What Remains the Deployer’s Responsibility

Using reliable technology is not enough for full AI Act compliance. Responsible system management is also essential. A responsible approach  includes clearly informing users they’re interacting with AI, avoiding prohibited uses such as manipulating cognitive vulnerabilities or real-time biometric profiling, and ensuring all involved personnel are properly trained, with active human oversight on critical decisions and continuous performance and risk monitoring.
Our platform makes transparency, traceability, and security core components of its architecture, not add-ons. Our goal is to help businesses embrace the AI Act not as a burden, but as an opportunity to build trust, governance, and long-term value.
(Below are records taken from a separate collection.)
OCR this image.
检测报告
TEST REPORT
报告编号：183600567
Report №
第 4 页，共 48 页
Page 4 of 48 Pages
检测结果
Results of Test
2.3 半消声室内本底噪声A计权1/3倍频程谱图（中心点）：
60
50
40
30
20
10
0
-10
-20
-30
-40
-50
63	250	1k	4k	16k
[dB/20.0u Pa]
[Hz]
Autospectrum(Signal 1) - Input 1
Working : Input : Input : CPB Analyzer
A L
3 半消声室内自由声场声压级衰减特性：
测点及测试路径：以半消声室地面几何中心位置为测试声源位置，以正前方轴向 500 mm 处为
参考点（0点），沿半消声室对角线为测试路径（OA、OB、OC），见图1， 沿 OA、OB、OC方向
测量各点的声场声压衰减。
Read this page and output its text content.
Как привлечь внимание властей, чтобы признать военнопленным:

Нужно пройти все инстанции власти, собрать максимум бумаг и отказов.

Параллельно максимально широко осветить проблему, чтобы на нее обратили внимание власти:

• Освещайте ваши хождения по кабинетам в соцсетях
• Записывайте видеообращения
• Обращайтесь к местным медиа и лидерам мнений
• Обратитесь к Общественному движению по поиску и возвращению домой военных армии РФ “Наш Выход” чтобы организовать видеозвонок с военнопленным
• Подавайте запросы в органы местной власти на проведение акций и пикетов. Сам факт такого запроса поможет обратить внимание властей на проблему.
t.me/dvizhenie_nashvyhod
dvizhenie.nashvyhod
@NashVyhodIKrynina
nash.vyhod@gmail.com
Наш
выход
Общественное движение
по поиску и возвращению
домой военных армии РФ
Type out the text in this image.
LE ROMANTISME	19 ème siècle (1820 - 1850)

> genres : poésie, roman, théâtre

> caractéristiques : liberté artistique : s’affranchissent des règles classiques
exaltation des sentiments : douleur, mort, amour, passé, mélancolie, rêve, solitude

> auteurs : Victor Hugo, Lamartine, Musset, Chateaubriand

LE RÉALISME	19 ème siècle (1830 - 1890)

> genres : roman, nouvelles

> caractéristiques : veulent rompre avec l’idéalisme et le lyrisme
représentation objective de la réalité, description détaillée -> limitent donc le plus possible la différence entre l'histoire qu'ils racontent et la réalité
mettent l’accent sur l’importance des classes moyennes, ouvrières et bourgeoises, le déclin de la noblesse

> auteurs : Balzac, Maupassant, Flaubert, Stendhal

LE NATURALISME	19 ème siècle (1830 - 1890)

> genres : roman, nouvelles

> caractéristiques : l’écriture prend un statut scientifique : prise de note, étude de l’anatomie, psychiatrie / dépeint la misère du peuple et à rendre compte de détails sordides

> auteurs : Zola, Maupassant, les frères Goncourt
Complying with the AI Act is more than a regulatory requirement, it’s an opportunity to strengthen governance, trust, and competitiveness. Companies that integrate transparency, oversight, and traceability into their Virtual Assistants today are laying the foundation for a more robust and sustainable digital transformation.

FAQs

Do I need to comply with the AI Act if I only use a virtual assistant for customer care?

Yes. If the assistant interacts directly with users, you must meet at least the transparency obligations. You must clearly inform users they are speaking with AI and monitoring responses to avoid errors or bias.

What if I use a third-party generative AI model?

As the integrator, you’re responsible for verifying the provider’s compliance. You must document the model, track the versions used, and regularly update risk assessments, especially after each model update.

Is indigo.ai’s platform ready to support these requirements?

Yes. Our platform offers built-in tools to ensure transparency, oversight, traceability, and security, helping companies adapt to the AI Act quickly and confidently.